Dossier

Entretien des chaudières

26 octobre 2020
entretien chaudière

Pourquoi est-il si important de faire contrôler votre chaudière ? À quelle fréquence devez-vous procéder à un tel entretien ? Qu’est-ce que cela inclut ? Quel est le tarif correct d’un tel entretien ? À quoi être attentif ?

Un contrat d'entretien?

Certains chauffagistes et fournisseurs d’énergie proposent des contrats d’entretien pour votre chaudière.
Souvent, un service de dépannage endéans les 24 heures est proposé. Certains contrats vous donnent simplement accès 24 heures sur 24 à une ligne téléphonique d’urgence. La plupart du temps, le déplacement, la main-d’œuvre et les pièces vous seront facturés en supplément. En ce qui concerne le remplacement de pièces, les contrats sont souvent assez clairs et précisent que la main-d’œuvre est comprise si ce remplacement a lieu lors de l’entretien prévu. Assurez-vous-en !
Les prix peuvent fortement varier. Si le prix d’un tel contrat vous convient – il existe déjà des contrats à partir de € 11’environ par an pour le gaz et € 160 environ par an pour le mazout – et que les déplacements et la main-d’œuvre en cas de dépannage sont compris dans le prix, vous pouvez envisager d’en souscrire un. Veillez également à pouvoir le résilier facilement par la suite.Lors de notre analyse juridique des clauses présentes dans les contrats sélectionnés, nous avons repéré pas mal d’anomalies. En voici un aperçu :

  • Pour un retard de paiement, certains contrats exigent des intérêts de retard allant jusqu’à 8,5 % par an. Ces intérêts sont exagérés et en contradiction avec le code de droit économique fédéral DEF).
  • D’autres contrats prévoient de pouvoir augmenter les prix même après clôture du contrat, au cas où d’autres coûts auraient augmenté (salaires, lois sociales, prix des matériaux, transport…).
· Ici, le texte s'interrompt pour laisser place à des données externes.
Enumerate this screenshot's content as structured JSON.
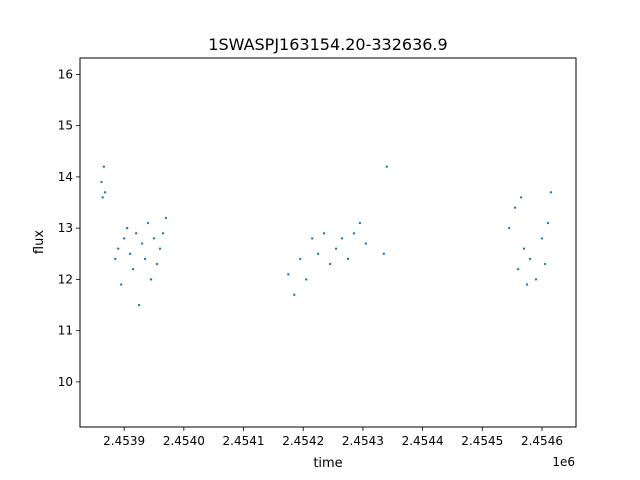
{
  "chart_data": {
    "type": "scatter",
    "title": "1SWASPJ163154.20-332636.9",
    "xlabel": "time",
    "ylabel": "flux",
    "x_offset_label": "1e6",
    "xlim": [
      2453826,
      2454657
    ],
    "ylim": [
      9.12,
      16.32
    ],
    "x_ticks": [
      {
        "value": 2453900,
        "label": "2.4539"
      },
      {
        "value": 2454000,
        "label": "2.4540"
      },
      {
        "value": 2454100,
        "label": "2.4541"
      },
      {
        "value": 2454200,
        "label": "2.4542"
      },
      {
        "value": 2454300,
        "label": "2.4543"
      },
      {
        "value": 2454400,
        "label": "2.4544"
      },
      {
        "value": 2454500,
        "label": "2.4545"
      },
      {
        "value": 2454600,
        "label": "2.4546"
      }
    ],
    "y_ticks": [
      {
        "value": 10,
        "label": "10"
      },
      {
        "value": 11,
        "label": "11"
      },
      {
        "value": 12,
        "label": "12"
      },
      {
        "value": 13,
        "label": "13"
      },
      {
        "value": 14,
        "label": "14"
      },
      {
        "value": 15,
        "label": "15"
      },
      {
        "value": 16,
        "label": "16"
      }
    ],
    "grid": false,
    "marker_color": "#1f77b4",
    "series": [
      {
        "points": [
          [
            2453862,
            13.9
          ],
          [
            2453864,
            13.6
          ],
          [
            2453866,
            14.2
          ],
          [
            2453868,
            13.7
          ],
          [
            2453885,
            12.4
          ],
          [
            2453890,
            12.6
          ],
          [
            2453895,
            11.9
          ],
          [
            2453900,
            12.8
          ],
          [
            2453905,
            13.0
          ],
          [
            2453910,
            12.5
          ],
          [
            2453915,
            12.2
          ],
          [
            2453920,
            12.9
          ],
          [
            2453925,
            11.5
          ],
          [
            2453930,
            12.7
          ],
          [
            2453935,
            12.4
          ],
          [
            2453940,
            13.1
          ],
          [
            2453945,
            12.0
          ],
          [
            2453950,
            12.8
          ],
          [
            2453955,
            12.3
          ],
          [
            2453960,
            12.6
          ],
          [
            2453965,
            12.9
          ],
          [
            2453970,
            13.2
          ],
          [
            2454175,
            12.1
          ],
          [
            2454185,
            11.7
          ],
          [
            2454195,
            12.4
          ],
          [
            2454205,
            12.0
          ],
          [
            2454215,
            12.8
          ],
          [
            2454225,
            12.5
          ],
          [
            2454235,
            12.9
          ],
          [
            2454245,
            12.3
          ],
          [
            2454255,
            12.6
          ],
          [
            2454265,
            12.8
          ],
          [
            2454275,
            12.4
          ],
          [
            2454285,
            12.9
          ],
          [
            2454295,
            13.1
          ],
          [
            2454305,
            12.7
          ],
          [
            2454335,
            12.5
          ],
          [
            2454340,
            14.2
          ],
          [
            2454545,
            13.0
          ],
          [
            2454555,
            13.4
          ],
          [
            2454560,
            12.2
          ],
          [
            2454565,
            13.6
          ],
          [
            2454570,
            12.6
          ],
          [
            2454575,
            11.9
          ],
          [
            2454580,
            12.4
          ],
          [
            2454590,
            12.0
          ],
          [
            2454600,
            12.8
          ],
          [
            2454605,
            12.3
          ],
          [
            2454610,
            13.1
          ],
          [
            2454615,
            13.7
          ]
        ]
      }
    ]
  }
}
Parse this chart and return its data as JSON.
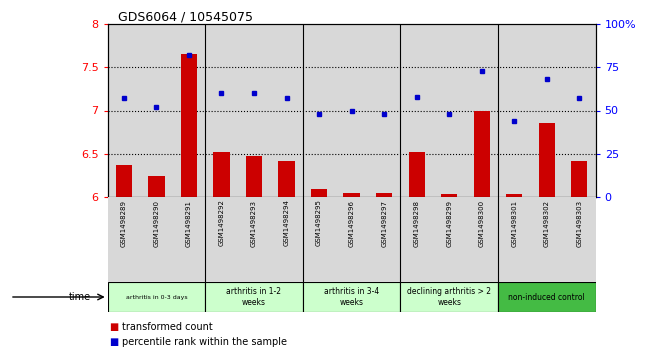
{
  "title": "GDS6064 / 10545075",
  "samples": [
    "GSM1498289",
    "GSM1498290",
    "GSM1498291",
    "GSM1498292",
    "GSM1498293",
    "GSM1498294",
    "GSM1498295",
    "GSM1498296",
    "GSM1498297",
    "GSM1498298",
    "GSM1498299",
    "GSM1498300",
    "GSM1498301",
    "GSM1498302",
    "GSM1498303"
  ],
  "transformed_count": [
    6.37,
    6.24,
    7.65,
    6.52,
    6.47,
    6.42,
    6.09,
    6.05,
    6.05,
    6.52,
    6.04,
    7.0,
    6.04,
    6.85,
    6.42
  ],
  "percentile_rank": [
    57,
    52,
    82,
    60,
    60,
    57,
    48,
    50,
    48,
    58,
    48,
    73,
    44,
    68,
    57
  ],
  "groups": [
    {
      "label": "arthritis in 0-3 days",
      "start": 0,
      "end": 3,
      "color": "#ccffcc",
      "small": true
    },
    {
      "label": "arthritis in 1-2\nweeks",
      "start": 3,
      "end": 6,
      "color": "#ccffcc",
      "small": false
    },
    {
      "label": "arthritis in 3-4\nweeks",
      "start": 6,
      "end": 9,
      "color": "#ccffcc",
      "small": false
    },
    {
      "label": "declining arthritis > 2\nweeks",
      "start": 9,
      "end": 12,
      "color": "#ccffcc",
      "small": false
    },
    {
      "label": "non-induced control",
      "start": 12,
      "end": 15,
      "color": "#44bb44",
      "small": false
    }
  ],
  "ylim_left": [
    6.0,
    8.0
  ],
  "ylim_right": [
    0,
    100
  ],
  "yticks_left": [
    6.0,
    6.5,
    7.0,
    7.5,
    8.0
  ],
  "yticks_right": [
    0,
    25,
    50,
    75,
    100
  ],
  "bar_color": "#cc0000",
  "dot_color": "#0000cc",
  "bar_bg_color": "#d8d8d8",
  "legend_red_label": "transformed count",
  "legend_blue_label": "percentile rank within the sample"
}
Ceci est bien entendu en contradiction avec le même code précité.
  • D’autres contrats prévoient même que les pièces qui auraient été changées resteraient la propriété de l’entreprise en cas de non-paiement et pourraient être démontées et reprises ! Ceci est bien entendu complètement disproportionné par rapport au préjudice subi par l’entreprise en cas de non-paiement de la part du client.
  • Certains contrats exigent une certaine somme, 50 € de frais administratifs par exemple, en cas de résiliation. En clair, cela décourage fortement le client à rompre son contrat. Selon nous, cette situation n’est pas acceptable.
  • En cas de dégâts causés par leur entreprise chez le client, certains contrats reportent la charge de la preuve sur le client. Celui-ci devrait alors prouver qu’une grave erreur aurait été commise par l’entreprise, ce qui est bien entendu impossible.
Si vous constatez ce genre de clos, n’hésitez pas à les contester.